Wednesday 8 September 2010

Diversions (1)

Contrary to popular opinion, I'm not reading/studying Mir 'Ali Sir all the time - just most of it ... but that's by the by. By way of distraction, and in order to hone my reading and translating skills vis à vis Chaghatay Turkic, I've been working through some materials available online at Harvard University's Islamic Heritage Project.

One is Janāb-i Ba-davlatnī hikāyātlārī ('Tales of the Blessed Lord'), an account of Ya'qub Beg's rule, written by Aḥmad Qulī Andījānī in 1322 AH/AD 1904-05. As manuscripts go, it's fairly easy to read and comprehend; indeed, as literary stylings go, it's pretty banal. Moreover it was one of the works consulted by Hodong Kim for his - as we like to say in these parts - 'seminal' study of Ya'qub Beg and related revolts against Qing rule in Xinjiang during the 1860s and 1870s, Holy War in China: The Muslim Rebellion and State in Chinese Central Asia, 1864-1877 (Stanford University Press, 2004).

Available through the same avenue of research is a collection of 13 Central Asian documents from the 16th-19th centuries, in Persian or Chaghatay.

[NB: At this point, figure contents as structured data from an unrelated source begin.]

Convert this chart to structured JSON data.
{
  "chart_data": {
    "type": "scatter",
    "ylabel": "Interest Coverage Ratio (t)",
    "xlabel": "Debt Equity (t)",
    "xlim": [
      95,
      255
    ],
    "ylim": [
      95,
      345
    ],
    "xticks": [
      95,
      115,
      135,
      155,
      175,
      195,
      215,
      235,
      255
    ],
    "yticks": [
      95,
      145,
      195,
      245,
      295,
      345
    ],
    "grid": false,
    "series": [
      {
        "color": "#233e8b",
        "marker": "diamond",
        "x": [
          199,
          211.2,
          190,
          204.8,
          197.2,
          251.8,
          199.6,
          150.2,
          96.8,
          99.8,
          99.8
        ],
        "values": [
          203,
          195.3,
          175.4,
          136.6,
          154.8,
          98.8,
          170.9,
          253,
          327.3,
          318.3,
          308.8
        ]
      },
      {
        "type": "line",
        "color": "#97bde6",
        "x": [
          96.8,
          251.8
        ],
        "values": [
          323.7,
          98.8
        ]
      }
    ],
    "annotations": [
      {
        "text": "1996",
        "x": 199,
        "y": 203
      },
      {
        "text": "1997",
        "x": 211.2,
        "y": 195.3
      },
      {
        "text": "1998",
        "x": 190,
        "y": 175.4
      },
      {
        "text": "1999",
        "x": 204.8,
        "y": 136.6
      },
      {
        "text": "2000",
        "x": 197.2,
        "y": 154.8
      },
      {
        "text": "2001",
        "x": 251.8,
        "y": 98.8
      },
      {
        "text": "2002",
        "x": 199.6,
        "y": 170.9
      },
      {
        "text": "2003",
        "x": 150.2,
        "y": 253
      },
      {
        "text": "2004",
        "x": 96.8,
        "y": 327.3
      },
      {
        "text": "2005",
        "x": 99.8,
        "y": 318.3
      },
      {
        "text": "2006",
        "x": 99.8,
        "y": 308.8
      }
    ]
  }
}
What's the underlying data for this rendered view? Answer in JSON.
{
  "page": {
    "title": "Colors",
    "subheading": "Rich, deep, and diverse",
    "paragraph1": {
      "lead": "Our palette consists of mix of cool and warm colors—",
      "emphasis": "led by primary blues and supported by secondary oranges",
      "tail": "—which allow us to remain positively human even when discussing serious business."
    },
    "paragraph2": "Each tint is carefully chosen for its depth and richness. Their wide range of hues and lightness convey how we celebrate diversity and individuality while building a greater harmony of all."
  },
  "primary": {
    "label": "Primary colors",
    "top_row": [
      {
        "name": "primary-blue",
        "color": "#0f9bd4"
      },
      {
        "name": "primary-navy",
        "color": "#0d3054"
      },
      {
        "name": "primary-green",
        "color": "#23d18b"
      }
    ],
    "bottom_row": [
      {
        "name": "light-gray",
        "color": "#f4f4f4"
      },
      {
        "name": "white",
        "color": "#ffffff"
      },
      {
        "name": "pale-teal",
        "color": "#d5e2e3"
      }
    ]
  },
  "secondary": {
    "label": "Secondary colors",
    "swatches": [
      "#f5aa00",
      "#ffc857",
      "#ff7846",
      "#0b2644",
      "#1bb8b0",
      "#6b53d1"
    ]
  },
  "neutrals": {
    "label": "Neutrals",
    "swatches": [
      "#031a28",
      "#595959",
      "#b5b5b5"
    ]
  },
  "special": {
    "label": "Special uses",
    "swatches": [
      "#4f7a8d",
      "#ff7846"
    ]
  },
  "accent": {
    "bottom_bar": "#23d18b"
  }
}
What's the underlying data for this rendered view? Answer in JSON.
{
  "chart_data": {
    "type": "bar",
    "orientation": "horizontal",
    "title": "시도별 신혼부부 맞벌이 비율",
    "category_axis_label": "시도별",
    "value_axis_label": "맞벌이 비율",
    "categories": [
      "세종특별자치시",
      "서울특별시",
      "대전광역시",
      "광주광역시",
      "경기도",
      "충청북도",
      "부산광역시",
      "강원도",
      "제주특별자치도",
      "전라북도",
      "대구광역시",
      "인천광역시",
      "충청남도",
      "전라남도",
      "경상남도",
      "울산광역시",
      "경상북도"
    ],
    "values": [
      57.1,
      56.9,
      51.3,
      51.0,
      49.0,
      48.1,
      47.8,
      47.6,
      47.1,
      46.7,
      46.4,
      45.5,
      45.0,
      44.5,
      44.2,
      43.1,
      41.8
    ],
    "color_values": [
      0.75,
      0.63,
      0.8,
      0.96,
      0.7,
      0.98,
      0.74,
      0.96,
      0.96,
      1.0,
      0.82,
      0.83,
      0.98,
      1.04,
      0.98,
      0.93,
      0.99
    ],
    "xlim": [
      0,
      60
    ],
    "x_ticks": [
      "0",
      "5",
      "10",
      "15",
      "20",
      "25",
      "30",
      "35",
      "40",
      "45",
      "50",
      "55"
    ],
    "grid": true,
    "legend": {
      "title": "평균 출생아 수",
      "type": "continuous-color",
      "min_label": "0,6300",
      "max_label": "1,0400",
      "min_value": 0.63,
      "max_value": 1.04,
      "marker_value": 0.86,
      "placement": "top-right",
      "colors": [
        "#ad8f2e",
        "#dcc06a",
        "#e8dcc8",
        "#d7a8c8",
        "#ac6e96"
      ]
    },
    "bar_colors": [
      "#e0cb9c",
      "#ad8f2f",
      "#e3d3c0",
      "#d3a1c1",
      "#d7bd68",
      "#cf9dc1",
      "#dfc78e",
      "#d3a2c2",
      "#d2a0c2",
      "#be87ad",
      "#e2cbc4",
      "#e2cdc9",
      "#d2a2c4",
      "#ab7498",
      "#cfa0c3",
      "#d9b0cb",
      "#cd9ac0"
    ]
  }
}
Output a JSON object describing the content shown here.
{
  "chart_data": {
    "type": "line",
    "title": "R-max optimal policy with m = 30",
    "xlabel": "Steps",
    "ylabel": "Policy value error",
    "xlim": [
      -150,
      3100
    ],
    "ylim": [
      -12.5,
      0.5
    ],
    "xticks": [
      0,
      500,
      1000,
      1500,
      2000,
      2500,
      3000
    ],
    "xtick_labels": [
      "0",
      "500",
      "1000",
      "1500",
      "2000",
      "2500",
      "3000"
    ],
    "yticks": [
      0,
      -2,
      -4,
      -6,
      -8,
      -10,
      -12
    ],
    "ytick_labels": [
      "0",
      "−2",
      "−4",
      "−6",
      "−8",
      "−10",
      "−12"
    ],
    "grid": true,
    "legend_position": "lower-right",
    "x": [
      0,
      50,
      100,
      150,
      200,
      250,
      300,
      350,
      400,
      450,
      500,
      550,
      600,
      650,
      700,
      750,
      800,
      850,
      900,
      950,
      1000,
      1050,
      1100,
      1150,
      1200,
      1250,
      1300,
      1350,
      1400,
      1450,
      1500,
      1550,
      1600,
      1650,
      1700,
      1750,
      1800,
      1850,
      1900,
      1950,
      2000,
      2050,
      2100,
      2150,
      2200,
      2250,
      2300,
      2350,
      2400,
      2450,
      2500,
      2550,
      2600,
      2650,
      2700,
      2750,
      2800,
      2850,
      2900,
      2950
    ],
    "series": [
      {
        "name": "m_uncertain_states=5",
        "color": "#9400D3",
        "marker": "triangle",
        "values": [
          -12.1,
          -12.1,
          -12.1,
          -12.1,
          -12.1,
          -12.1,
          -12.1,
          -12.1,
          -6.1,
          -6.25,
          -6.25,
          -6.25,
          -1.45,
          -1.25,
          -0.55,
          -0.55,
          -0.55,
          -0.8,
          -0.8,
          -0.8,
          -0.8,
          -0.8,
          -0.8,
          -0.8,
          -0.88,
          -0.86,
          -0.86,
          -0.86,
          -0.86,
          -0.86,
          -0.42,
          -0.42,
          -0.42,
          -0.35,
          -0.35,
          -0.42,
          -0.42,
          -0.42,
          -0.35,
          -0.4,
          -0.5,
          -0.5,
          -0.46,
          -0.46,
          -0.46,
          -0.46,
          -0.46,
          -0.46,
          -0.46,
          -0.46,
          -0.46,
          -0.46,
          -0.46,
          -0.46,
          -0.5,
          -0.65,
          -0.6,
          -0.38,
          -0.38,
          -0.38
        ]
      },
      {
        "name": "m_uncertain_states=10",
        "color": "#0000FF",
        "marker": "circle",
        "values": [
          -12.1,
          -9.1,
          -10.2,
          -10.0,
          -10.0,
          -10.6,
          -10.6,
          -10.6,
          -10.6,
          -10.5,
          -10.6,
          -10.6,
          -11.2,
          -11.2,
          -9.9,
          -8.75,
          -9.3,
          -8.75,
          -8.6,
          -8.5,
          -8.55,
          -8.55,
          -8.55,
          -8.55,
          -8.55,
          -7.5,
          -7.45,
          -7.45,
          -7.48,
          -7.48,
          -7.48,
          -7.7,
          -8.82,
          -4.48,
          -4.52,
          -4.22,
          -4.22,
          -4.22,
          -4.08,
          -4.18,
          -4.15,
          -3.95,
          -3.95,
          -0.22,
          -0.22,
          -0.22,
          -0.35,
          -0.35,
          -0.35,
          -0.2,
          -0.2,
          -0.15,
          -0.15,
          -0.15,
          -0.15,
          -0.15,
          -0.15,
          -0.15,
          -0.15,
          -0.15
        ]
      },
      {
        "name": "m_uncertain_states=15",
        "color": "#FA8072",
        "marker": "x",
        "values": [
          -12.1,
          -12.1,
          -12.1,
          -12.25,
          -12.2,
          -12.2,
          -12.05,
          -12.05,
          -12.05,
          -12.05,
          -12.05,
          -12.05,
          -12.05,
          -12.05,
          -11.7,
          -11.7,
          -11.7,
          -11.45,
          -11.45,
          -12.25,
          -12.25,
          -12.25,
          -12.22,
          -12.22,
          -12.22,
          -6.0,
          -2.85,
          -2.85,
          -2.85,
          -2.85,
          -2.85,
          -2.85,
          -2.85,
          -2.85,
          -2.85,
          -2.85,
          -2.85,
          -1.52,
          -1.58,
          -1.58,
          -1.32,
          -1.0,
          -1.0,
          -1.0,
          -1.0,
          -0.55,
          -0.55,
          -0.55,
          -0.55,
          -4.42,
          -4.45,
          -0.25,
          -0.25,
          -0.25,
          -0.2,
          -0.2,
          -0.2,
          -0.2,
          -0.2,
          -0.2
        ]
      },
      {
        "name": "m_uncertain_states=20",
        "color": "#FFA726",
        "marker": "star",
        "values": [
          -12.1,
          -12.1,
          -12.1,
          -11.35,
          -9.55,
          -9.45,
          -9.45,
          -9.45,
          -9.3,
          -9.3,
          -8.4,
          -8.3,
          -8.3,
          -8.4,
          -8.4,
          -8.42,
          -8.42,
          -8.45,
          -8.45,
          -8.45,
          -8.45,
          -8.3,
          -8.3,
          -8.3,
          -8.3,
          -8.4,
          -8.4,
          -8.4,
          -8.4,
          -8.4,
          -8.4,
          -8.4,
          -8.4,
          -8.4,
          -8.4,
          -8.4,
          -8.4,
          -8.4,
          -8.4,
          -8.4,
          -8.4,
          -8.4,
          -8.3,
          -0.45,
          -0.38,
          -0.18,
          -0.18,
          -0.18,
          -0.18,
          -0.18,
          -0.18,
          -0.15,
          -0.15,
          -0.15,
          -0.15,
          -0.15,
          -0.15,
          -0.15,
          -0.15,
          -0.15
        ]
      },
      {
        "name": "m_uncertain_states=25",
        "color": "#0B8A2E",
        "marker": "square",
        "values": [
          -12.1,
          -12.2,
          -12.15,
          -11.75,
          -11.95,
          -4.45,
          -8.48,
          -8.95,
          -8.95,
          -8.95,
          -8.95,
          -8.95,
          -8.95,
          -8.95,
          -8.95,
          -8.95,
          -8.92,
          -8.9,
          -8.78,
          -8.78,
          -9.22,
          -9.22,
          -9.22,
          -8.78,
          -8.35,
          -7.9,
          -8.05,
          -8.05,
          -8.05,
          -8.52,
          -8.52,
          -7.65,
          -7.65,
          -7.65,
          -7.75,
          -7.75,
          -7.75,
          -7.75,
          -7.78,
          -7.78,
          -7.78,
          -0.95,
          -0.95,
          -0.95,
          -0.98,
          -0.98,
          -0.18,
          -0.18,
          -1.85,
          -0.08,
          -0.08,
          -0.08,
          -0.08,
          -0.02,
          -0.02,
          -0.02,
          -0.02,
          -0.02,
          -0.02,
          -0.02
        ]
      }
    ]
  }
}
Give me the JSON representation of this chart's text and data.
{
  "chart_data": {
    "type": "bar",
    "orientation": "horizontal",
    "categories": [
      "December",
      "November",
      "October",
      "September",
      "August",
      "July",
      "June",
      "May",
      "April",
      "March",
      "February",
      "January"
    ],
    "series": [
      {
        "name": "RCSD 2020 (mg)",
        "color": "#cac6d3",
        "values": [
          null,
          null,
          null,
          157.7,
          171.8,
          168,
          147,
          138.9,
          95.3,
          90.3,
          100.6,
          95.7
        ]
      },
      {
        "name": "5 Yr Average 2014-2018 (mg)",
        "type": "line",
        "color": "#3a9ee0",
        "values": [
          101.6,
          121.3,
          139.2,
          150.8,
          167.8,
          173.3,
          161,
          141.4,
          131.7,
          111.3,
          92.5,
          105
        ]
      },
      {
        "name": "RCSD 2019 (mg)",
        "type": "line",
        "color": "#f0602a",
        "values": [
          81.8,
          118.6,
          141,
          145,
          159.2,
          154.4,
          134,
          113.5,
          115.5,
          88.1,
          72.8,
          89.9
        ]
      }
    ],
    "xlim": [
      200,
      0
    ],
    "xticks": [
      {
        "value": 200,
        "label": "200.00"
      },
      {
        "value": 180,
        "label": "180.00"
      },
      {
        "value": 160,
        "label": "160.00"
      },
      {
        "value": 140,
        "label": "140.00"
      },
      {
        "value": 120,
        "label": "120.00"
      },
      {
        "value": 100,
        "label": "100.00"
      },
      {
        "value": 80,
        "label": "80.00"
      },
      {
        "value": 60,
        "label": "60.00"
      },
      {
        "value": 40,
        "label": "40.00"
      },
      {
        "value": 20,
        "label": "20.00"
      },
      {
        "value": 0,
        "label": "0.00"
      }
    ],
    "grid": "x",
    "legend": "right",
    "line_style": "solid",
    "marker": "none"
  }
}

Most of them appear to originate from Samarqand, Kashgar or Yarkend ... and, because the world is arranged this way, they are the subject of a study by - Hodong Kim, published as a chapter in a collection of conference proceedings, entitled Studies on Xinjiang Historical Sources in 17-20th Centuries, edited by James Millward, Shinmen Yasushi and Sugawara Jun, under the auspices of the Toyo Bunko. Hodong Kim's chapter ('Eastern Turki Royal Decrees of the 17th century in the Jarring Collection') compares the Harvard copies with those held, as the chapter title indicates, in the collection of the noted Swedish orientalist, Gunnar Jarring.